Following the Bard’s death in August 1616, friends of the playwright, including John Heminge and Henry Condell, compiled and edited Shakespeare’s manuscripts and working drafts, as well as earlier printed editions of some of the scripts to produce an authoritative version of each play. This helped correct the spread of “bad quartos”—pirated versions of the work reconstructed from memory. The editors then divided the plays into comedies, tragedies and histories, according to the British Library, which owns five.
Experts estimate that around 750 copies were originally printed and the image of Shakespeare on the title page is one of only two portraits that according to the British Library, have “any claim to authenticity.” Martin Droeshout, the engraver of the image, probably never met Shakespeare, but he most likely rendered the visage of the playwright based on the memories of others or from an earlier portrait. The portrait, said the writer Ben Jonson, who was both a friend and a rival of Shakespeare’s, and who penned the verse “To the Reader” in the First Folio, indicates that the image is accurate.
The university says it can’t disclose the purchase price under an agreement with Christie’s. In October 2020, another First Folio sold for nearly $10 million, making it the most expensive work of literature ever sold at auction and one of only six copies to remain in private hands. That one was sold by Mills College in California and purchased by New York antiquarian Stephan Loewentheil; however, Gregory Mackie, an English literature scholar at UBC, tells CBC that the copy purchased by the college was substantially less expensive because it isn’t in pristine condition.
“For us—for universities, for institutions, for scholars and students—books that have been messed with over the centuries are far more interesting,” Mackie tells the CBC, and explained that a lost page in this version was replaced in the 18th century by another that came from a second edition once owned by Samuel Johnson, who edited his own eight-volume edition of Shakespeare’s work published in 1765. “And this one has been messed with in a really, really fascinating way,” says Mackie.

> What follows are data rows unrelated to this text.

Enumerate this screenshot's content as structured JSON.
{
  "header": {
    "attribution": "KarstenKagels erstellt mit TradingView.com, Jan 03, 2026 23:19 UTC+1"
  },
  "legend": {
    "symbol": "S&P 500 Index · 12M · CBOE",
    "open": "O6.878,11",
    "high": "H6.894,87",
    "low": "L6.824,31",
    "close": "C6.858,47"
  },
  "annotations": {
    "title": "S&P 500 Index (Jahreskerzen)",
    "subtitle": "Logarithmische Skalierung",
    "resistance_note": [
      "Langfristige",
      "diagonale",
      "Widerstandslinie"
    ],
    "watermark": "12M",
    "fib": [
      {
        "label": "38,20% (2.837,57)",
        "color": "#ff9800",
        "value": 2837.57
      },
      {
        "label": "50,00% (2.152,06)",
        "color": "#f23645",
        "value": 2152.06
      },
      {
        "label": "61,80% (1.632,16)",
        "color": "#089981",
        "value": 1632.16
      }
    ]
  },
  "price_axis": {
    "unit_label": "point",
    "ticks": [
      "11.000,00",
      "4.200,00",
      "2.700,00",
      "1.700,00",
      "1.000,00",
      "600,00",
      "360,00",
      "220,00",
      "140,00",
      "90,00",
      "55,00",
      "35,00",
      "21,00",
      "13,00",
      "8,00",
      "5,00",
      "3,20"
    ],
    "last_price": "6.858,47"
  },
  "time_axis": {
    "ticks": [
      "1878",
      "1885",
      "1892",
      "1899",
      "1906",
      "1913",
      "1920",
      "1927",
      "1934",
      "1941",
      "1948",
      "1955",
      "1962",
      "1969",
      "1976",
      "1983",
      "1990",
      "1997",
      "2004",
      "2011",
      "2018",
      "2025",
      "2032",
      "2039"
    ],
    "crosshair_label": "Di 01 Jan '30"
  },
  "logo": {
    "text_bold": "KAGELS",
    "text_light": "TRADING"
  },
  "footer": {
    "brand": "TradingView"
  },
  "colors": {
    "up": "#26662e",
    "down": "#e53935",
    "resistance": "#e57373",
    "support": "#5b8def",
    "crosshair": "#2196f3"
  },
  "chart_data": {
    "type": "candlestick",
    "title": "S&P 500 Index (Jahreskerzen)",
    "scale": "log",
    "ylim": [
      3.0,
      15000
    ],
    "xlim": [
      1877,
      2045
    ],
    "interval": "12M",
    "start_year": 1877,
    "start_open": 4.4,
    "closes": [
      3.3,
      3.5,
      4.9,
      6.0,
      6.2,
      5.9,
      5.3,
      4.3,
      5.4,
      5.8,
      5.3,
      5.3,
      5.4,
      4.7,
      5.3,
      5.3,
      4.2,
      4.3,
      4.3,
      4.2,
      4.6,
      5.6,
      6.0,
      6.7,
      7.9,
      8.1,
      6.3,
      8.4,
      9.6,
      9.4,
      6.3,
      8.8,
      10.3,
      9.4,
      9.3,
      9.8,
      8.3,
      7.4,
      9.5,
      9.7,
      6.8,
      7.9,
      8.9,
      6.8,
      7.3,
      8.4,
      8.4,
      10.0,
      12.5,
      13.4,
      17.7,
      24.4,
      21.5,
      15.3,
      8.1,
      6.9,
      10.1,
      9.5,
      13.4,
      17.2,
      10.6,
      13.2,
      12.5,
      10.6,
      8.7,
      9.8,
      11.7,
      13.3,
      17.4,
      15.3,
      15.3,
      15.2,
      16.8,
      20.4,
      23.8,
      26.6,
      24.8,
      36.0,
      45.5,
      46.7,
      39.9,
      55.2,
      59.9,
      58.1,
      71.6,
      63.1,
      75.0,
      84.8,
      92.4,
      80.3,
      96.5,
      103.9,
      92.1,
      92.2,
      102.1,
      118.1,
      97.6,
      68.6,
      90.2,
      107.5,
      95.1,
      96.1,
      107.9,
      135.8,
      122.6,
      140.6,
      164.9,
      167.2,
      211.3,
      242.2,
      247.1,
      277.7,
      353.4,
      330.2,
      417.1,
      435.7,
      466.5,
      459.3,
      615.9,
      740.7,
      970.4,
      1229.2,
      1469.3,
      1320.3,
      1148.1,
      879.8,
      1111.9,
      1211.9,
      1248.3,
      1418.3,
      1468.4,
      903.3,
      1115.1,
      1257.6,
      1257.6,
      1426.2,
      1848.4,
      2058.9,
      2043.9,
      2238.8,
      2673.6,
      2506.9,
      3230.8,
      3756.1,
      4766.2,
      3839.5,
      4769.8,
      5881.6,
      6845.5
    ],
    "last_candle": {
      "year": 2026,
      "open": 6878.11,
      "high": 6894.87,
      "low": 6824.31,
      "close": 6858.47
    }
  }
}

Scholars at UBC anticipate the learning opportunities that the First Folio offers: “Having the book here in Vancouver in 2021 on the unceded lands of the Musqueam people allows us to do what scholars around the world have been doing for a while now, and that is to think about Shakespeare’s work in place-based terms,” says English language and literature expert Patricia Badir in the statement. “The book’s presence here will provide us with opportunities to think about how Shakespeare’s works have been agents of colonialism and provoke us to think about the ways in which Shakespeare’s plays can help us think through local iterations of global questions about sexuality and gender, religious tolerance, politics and power, race and social justice, and even climate justice.”
In addition to the book itself, the VAG exhibition, “For All Time: The Shakespeare First Folio.” features three copies of subsequent editions of Shakespeare’s work from later in the 17th century. The museum will also offer an animated display showing annotated pages of the books. Visitors will also have access to an augmented reality feature from their smartphones that will simulate a Shakespearean figure to appear in the museum atrium with accompanying audio passages from the plays.
“We haven’t done an exhibition quite like this before,” VAG Director Anthony Kiendl tells Benjamin Sutton of the Art Newspaper. “These digital features are really animating the texts.”